Did I not export this correctly. Just wondering for future reference and to document any 'gotcha' for our dev team.

Much appreciated!

-
Anthony Corbett
 
 
jeckels responded:  2013-01-23 16:24
Hi Anthony,

As you may have noticed, the reason you couldn't choose the Datasets query as the lookup target is that it has a two-column primary key (Container and DatasetId). Although a DatasetId is enough to uniquely identify a dataset within a given container, it's not necessarily unique throughout the whole server. The normal lookup editor works with single-column primary keys.

List archives don't include information from the XML metadata customization. It will only include the metadata shown in the list designer.

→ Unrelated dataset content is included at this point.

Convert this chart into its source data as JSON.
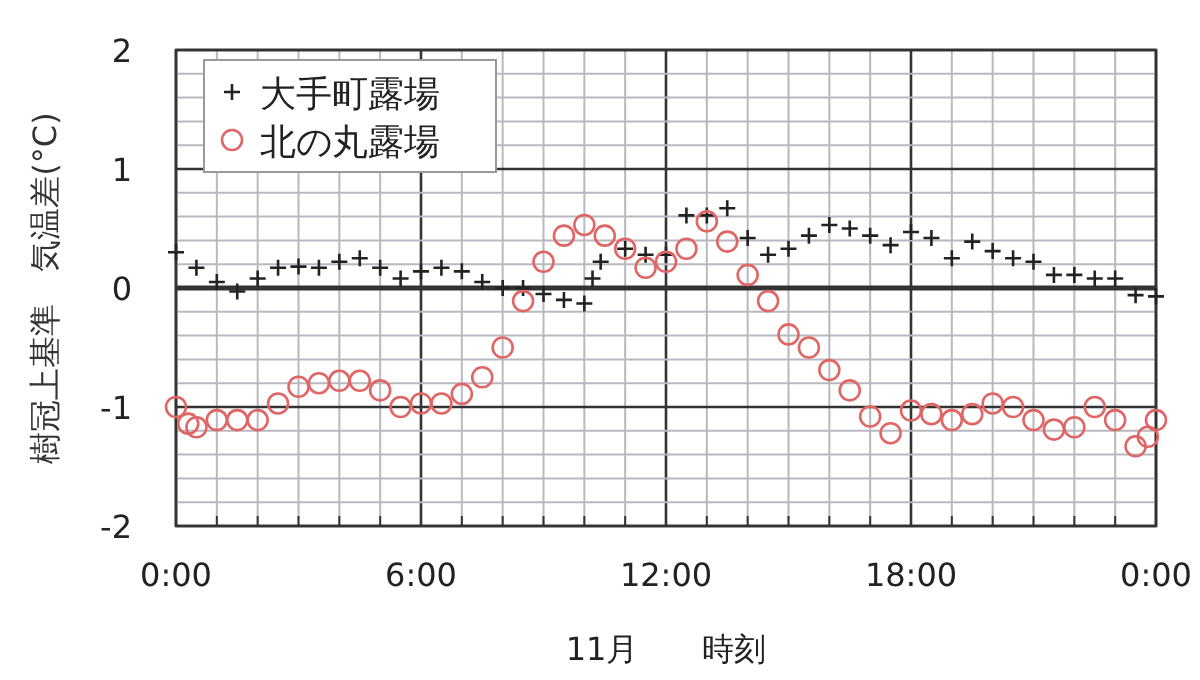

Folder archives (Admin->Folder->Folder Management->Export) will include XML metadata for custom queries, but do not currently include metadata overrides for things non-custom queries (like lists, datasets, etc).

Thanks,
Josh
 
Anthony Corbett responded:  2013-01-24 08:32
Thanks for the reply. I will make sure to let all our devs know that doing custom FK lookups using the table XML should be used sparingly and if used to remember to manual apply it once a list is exported and re-imported somewhere else. Especially if they build queries that depend on this FK lookup being in place. :)
 
jeckels responded:  2013-01-24 08:49
Hi Anthony,

Are you familiar with the Validate Queries button in the query browser? It provides a quick and easy way to make sure that all of the fields that your custom queries expect actually existing in the underlying schema, and would catch this kind of problem with missing lookups. It might be a good step to add to any workflows that migrate lists or other data across servers.

Thanks,
Josh
 
Anthony Corbett responded:  2013-01-24 09:10
Thanks Josh! No, I was not familiar with it and sounds great to add to our validation to make us more confident in our migration tasks. Does it check all queries across all schema at once or is it run one schema at a time? Does it validate custom queries that go across multiple schemas, say lists and study?


Great tip! Thanks
 
adam responded:  2013-01-24 09:17
Yes, it validates queries across all schemas, including cross schema custom queries. Go to the schema browser and click "validate queries" to see the various options and try it out.

Adam
 
Ben Bimber responded:  2013-01-24 09:51
Hi Anthony,

I'd recommend also checking 'Validate metadata and views' when you do this. I originally wrote that to help with the sort of custom module issues you're having. It will additionally inspect table metadata to find things like lookups to non-existent tables, or custom views that include invalid columns.

It has the potential to spit out a lot of information, and will probably include some warnings about system tables (assay, flow or samples) that should be ignored. However, it could help identify problems easily missed otherwise.